Brooke Stewart is an artist living and working in Boston, Massachusetts. She received her Masters of Fine Arts from The School of the Museum of Fine Arts at Tufts University in 2018. Stewart’s debut solo exhibition, No Potatoes, was hosted by The Distillery Gallery (Boston) and her most recent solo exhibition took place at the Boston Center for the Arts' Mills Gallery. Stewart was recently featured in an exhibition titled Peace Love and Understanding at the Danang Museum of Fine Arts (Danang, Vietnam). Recent group exhibitions have been presented by Museum of Fine Arts, Boston, Los Angeles Printmaking Society, Tokyo University of the Arts, Geidai (Tokyo, Japan), Edinburgh College of Art (Edinburgh, Scotland) and Artist Proof Press (Johannesburg, South Africa), among others. Her work has been written about in The Boston Globe, New American Paintings and Boston Art Review. Stewart currently serves as a postgraduate teaching fellow for Northeastern University and part-time lecturer at Tufts University.

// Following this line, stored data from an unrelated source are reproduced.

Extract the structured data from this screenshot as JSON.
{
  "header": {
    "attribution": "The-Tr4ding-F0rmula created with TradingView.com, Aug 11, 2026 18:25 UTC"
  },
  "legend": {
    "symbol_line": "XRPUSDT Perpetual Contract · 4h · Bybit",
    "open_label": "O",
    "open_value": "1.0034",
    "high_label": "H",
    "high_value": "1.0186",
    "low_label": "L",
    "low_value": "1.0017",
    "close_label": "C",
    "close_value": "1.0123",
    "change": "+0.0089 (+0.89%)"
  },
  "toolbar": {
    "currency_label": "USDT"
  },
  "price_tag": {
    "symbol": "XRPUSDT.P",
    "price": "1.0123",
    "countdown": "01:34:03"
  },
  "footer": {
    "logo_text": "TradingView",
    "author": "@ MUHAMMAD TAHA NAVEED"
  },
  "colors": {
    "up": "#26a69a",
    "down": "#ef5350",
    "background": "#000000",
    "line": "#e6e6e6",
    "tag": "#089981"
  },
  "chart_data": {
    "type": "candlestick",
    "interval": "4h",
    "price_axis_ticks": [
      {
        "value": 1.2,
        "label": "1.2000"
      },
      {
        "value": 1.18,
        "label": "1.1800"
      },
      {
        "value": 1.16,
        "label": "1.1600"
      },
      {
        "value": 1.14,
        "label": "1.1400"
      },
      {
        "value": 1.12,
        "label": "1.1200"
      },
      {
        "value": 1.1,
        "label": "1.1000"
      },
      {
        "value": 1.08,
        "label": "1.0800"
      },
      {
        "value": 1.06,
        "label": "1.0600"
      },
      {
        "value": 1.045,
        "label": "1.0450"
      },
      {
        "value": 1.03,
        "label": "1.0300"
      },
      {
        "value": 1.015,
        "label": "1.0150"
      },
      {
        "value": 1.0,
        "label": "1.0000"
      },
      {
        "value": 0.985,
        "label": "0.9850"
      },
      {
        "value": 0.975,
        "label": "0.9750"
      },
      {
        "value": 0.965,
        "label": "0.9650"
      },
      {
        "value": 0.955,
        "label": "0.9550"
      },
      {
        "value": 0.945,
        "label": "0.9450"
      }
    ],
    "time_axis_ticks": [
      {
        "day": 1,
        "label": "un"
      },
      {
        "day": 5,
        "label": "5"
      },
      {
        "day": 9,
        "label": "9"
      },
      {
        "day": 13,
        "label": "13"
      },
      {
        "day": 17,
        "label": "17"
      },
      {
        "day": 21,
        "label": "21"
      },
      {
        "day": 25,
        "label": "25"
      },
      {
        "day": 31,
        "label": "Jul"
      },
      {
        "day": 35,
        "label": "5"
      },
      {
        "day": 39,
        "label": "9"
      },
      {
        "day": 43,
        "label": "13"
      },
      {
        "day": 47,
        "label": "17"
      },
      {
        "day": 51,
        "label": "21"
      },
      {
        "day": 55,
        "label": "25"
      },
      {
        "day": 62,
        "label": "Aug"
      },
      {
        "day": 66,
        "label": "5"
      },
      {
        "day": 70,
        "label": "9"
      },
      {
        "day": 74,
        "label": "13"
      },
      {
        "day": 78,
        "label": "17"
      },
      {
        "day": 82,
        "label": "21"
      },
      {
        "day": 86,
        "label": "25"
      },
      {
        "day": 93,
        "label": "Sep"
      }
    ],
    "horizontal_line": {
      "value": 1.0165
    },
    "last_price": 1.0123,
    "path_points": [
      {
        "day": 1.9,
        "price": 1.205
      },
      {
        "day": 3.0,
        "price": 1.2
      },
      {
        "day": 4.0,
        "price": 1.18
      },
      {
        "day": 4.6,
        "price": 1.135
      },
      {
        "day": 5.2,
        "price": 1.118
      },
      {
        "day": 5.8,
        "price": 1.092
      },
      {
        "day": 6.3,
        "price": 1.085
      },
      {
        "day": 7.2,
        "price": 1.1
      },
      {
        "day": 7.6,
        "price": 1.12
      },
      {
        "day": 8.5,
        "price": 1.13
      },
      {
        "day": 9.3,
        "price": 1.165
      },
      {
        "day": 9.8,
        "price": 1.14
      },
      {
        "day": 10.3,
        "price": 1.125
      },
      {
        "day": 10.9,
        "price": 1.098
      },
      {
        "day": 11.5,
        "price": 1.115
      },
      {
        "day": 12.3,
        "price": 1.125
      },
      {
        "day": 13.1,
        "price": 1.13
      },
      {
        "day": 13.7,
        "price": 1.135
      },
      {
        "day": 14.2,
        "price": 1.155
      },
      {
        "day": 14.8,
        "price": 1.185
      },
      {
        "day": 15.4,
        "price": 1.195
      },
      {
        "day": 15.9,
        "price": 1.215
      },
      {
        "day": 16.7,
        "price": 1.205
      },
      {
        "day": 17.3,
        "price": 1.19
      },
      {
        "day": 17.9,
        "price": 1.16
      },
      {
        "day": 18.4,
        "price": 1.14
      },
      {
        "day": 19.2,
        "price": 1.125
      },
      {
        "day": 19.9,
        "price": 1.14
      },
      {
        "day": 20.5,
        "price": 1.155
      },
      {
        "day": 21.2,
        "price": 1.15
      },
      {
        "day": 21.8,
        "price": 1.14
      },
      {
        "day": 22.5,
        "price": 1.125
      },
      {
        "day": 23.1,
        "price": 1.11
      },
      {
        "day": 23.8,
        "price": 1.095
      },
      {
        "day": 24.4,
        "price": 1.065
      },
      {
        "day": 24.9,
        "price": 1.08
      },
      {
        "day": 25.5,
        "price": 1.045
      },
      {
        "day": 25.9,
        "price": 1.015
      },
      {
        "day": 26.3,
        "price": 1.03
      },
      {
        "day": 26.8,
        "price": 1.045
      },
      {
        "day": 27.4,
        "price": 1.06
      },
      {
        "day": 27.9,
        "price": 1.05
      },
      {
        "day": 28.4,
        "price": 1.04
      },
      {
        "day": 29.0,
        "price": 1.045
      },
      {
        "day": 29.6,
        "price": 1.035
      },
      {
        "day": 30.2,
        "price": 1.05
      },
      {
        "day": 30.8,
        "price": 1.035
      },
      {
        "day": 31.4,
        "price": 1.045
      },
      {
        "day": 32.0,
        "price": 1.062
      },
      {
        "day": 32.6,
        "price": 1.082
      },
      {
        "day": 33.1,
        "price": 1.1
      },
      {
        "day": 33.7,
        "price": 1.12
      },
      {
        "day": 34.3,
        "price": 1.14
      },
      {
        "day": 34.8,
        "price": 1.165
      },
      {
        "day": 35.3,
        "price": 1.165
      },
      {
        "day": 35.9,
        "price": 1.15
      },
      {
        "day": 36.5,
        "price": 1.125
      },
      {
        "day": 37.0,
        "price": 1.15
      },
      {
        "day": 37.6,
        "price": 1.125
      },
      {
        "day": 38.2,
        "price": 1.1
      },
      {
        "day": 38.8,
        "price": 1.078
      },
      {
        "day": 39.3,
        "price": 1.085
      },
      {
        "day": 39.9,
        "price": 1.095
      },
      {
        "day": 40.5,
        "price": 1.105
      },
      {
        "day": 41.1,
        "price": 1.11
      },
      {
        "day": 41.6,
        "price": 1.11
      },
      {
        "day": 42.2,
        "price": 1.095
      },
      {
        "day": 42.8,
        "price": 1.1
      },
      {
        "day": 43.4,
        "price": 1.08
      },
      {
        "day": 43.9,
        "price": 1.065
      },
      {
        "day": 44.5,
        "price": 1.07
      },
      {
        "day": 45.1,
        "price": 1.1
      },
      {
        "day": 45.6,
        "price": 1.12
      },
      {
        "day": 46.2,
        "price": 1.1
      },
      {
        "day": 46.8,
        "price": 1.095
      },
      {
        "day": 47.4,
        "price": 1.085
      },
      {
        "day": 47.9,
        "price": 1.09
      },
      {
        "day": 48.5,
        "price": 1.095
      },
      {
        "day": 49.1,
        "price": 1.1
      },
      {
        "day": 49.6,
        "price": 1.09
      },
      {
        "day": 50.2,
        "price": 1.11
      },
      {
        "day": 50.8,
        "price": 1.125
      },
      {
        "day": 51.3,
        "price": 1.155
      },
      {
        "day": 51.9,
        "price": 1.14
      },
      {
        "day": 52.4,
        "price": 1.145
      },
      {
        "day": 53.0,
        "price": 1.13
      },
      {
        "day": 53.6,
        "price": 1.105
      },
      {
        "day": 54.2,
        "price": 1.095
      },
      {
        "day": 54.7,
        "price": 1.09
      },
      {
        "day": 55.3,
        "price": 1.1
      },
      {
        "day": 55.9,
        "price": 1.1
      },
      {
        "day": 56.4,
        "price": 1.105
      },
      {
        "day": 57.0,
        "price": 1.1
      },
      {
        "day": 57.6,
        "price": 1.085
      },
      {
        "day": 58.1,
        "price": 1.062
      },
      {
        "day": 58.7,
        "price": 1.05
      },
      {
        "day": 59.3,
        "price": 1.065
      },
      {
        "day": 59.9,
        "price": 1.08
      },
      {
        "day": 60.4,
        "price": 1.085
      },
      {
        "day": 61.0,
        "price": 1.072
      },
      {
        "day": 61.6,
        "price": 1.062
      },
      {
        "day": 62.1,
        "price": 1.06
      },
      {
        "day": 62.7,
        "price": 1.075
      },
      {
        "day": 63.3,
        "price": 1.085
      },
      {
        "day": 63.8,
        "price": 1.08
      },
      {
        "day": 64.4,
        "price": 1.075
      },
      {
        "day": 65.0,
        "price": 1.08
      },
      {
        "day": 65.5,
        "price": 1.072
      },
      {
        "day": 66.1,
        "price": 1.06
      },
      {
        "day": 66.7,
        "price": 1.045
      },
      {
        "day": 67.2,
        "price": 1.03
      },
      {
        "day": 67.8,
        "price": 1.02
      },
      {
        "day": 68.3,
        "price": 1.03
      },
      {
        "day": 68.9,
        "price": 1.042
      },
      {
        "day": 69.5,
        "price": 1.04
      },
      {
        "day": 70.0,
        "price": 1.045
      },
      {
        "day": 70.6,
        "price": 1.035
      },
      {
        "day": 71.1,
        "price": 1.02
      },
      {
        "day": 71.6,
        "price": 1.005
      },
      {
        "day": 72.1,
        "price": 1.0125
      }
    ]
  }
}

Chelsea Lyons Teta lives and works in Boston, Massachusetts. Through the lens of painting, drawing and collage, Teta investigates the relationship between memory and self, history and material, and the body and landscape. Her deceptively simple surfaces comprise many layers: fabrics, writings, textures and formative memories. Teta graduated with honors from Massachusetts College of Art and Design in 2012 with a BFA in printmaking.